In 2014, someone left a customer review of Economics: Private and Public Choice, coauthored by Gwartney, linking him and other authors to Koch funding. Joseph Calhoun, assistant director of the Stavros Center and a lecturer in the Excellence in Economic Education program, weirdly posted a response credited to Gwartney that reads, “the Stavros Center for Economic Education and Free Enterprise at Florida State University which I direct has never received any funds from the Koch brothers or Americans For Prosperity, nor any of their charitable organizations.” This is patently false.

Another coauthor of this volume and of Common Sense Economics is self-proclaimed “free-market environmentalist” Richard Stroup of Raleigh, North Carolina, who formerly taught at FSU and is a research fellow at the Independent Institute and an adjunct scholar at the Cato Institute, which was founded by the Charles Koch Foundation. Unfortunately for Stroup’s “environmentalist” claims, and for the many students who’ve had to read Economics: Private and Public Choice, the textbook has earned a failing grade for its treatment of climate change by PhD economist Yoram Bauman.

Stroup’s wife is Jane Shaw, former president of the John William Pope Center for Higher Education Policy, which has long advocated reducing university funding, cutting courses that focus on non-Western subject matter, and giving university donors control of how schools use their money. The Pope Center is funded by the John W. Pope Foundation, which has given millions to higher education programs mainly in the South and is led by Republican political mega-donor and close Koch brothers ally Art Pope.

Common Sense Economics has other primary hubs at University of South Florida’s own Stavros Center and Northern Michigan University’s Center for Economic Education and Entrepreneurship, which Common Sense Economics coauthor Tawni Ferrarini codirects.

The Stavros Center and other similar centers are part of a national movement to push free-market principles on kids all the way down to kindergarten, headed by the national Council for Economic Education, which has more than 200 state and university affiliates, including FSU and many other universities that also receive funding from the Charles Koch Foundation. Many of these affiliates host Common Sense Economics courses and workshops.

More Koch-funded programs are part of this movement. Charles Koch’s Youth Entrepreneurs program to indoctrinate grade-school kids with free-market gospel is well established. Koch-funded Institute for Humane Studies’ The EDvantage program, which features Ferrarini as one of its editors, is a “curriculum hub” for K-12 educators.

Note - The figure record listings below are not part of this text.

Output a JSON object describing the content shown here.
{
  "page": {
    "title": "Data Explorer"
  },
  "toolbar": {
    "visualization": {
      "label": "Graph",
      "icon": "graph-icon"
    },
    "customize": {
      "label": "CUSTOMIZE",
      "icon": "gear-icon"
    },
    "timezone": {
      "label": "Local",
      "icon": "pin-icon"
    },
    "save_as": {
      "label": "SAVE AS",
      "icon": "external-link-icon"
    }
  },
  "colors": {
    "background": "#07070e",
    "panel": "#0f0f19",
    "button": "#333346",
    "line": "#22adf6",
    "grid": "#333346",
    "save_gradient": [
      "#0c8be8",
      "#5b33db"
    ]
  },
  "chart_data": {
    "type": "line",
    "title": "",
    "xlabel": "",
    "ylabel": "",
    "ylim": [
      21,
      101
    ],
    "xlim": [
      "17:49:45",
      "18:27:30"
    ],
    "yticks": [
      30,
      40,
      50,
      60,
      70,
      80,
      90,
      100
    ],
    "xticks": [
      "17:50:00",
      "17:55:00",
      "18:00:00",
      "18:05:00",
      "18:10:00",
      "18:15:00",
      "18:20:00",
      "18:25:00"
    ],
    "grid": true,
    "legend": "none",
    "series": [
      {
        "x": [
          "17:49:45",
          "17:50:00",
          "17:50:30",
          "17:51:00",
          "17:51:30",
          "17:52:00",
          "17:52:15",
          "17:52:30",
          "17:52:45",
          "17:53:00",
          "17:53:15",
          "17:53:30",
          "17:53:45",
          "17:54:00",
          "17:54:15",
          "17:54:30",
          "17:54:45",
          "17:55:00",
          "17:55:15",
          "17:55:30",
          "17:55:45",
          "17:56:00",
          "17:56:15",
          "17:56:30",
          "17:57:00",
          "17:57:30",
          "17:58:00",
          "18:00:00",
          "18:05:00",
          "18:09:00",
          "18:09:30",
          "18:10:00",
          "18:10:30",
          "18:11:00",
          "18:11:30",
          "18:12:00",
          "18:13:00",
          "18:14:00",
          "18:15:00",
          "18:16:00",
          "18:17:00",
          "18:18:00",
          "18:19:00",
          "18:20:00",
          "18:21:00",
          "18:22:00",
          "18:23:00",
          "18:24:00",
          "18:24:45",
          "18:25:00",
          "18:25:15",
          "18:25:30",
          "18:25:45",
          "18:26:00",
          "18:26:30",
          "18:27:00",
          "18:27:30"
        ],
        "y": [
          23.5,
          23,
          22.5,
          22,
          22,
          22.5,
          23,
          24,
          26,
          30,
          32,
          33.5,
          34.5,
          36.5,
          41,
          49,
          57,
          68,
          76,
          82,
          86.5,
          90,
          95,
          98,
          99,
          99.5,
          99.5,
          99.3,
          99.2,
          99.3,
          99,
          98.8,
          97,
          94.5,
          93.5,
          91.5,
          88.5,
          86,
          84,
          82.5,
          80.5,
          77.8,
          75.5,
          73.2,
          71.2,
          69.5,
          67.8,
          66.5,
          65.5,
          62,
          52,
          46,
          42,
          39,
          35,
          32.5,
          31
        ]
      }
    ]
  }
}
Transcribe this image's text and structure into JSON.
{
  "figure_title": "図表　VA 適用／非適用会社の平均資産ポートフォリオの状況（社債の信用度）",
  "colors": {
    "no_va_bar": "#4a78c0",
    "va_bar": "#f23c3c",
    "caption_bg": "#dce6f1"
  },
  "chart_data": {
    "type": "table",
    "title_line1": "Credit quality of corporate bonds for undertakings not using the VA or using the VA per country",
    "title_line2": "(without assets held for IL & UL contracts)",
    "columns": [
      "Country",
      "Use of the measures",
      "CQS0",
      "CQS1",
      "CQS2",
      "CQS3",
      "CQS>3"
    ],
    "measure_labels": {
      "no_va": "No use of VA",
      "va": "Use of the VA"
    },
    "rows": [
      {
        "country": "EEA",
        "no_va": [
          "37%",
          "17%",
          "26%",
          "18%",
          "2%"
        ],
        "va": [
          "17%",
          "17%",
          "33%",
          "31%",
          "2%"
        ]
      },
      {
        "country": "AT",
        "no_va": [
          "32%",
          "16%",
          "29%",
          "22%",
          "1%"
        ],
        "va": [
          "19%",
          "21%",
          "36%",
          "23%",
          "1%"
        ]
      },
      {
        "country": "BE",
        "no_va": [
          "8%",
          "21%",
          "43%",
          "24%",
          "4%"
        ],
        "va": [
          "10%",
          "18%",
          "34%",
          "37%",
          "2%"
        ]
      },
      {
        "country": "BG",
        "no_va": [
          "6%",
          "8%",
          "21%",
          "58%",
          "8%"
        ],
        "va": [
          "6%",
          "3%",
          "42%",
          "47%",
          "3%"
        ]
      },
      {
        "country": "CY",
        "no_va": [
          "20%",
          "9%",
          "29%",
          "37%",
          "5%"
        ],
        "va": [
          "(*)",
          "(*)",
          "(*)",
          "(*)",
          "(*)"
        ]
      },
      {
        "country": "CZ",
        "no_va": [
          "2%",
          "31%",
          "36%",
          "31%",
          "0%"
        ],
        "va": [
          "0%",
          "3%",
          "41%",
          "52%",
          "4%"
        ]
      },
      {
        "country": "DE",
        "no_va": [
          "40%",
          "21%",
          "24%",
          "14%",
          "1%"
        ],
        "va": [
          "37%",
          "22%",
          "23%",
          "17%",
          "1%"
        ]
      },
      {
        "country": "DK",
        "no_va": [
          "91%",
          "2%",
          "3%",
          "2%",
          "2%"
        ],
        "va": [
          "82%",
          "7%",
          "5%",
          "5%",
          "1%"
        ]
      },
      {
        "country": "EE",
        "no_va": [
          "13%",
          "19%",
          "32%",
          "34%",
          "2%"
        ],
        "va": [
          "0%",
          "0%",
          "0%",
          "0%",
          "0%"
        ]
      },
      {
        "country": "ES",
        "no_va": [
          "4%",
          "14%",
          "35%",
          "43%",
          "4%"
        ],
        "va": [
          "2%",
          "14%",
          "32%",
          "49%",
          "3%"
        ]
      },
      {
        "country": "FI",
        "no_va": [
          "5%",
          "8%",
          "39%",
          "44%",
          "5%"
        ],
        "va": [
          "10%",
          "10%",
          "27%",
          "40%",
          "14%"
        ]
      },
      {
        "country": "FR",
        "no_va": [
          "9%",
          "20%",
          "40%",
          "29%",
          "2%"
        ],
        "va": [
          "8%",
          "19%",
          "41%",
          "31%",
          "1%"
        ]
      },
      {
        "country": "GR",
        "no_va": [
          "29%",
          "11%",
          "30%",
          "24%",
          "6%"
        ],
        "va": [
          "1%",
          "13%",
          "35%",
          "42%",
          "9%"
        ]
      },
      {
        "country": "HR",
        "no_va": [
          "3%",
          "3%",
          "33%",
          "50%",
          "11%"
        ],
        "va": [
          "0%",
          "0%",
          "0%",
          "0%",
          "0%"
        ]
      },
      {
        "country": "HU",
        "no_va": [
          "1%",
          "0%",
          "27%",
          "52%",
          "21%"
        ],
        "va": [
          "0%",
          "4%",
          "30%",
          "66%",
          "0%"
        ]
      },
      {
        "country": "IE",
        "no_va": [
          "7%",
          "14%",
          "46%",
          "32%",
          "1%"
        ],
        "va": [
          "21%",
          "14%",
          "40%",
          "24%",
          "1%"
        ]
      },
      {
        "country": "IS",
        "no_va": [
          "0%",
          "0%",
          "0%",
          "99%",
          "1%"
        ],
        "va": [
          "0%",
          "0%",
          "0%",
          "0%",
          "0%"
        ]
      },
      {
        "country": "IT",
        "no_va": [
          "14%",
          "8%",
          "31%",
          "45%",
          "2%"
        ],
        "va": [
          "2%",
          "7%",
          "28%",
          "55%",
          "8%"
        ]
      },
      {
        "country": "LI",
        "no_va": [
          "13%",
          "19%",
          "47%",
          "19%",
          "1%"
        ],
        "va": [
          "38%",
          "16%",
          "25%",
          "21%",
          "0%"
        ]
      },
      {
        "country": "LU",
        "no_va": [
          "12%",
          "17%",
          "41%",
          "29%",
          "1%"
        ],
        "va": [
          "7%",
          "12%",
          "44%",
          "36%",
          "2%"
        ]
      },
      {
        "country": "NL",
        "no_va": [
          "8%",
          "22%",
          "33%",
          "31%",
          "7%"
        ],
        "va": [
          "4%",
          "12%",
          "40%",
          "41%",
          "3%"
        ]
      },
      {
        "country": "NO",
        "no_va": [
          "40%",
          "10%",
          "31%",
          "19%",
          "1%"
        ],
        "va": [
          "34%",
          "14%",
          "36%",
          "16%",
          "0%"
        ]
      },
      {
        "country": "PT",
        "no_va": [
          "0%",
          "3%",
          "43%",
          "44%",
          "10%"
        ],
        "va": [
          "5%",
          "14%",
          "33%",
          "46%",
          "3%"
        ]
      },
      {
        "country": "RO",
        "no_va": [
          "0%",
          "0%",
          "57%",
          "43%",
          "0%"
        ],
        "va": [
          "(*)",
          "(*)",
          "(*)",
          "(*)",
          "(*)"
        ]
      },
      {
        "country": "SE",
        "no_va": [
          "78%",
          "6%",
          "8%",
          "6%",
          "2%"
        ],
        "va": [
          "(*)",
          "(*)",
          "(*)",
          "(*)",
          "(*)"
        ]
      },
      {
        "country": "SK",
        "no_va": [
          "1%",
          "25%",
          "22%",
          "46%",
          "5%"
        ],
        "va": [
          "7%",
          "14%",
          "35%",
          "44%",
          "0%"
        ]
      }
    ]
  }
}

Across the country, Koch-funded academic centers and professors are training teachers of all grade levels to pass on the same ideas, even promoting lives lost in the name of profit. “Corporations like Koch Industries need this generation to make the lives for profit trade-off in order to justify their continued existence, and so they are trying to influence younger and younger students,” wrote Wilson. “Charles Koch is quoted in Jane Mayer’s recently published book, Dark Money, as saying that youths were crucial to his quest to alter society because ‘this is the only group that is open to a radically different social philosophy.’”

Alex Kotch is a contributor to AlterNet.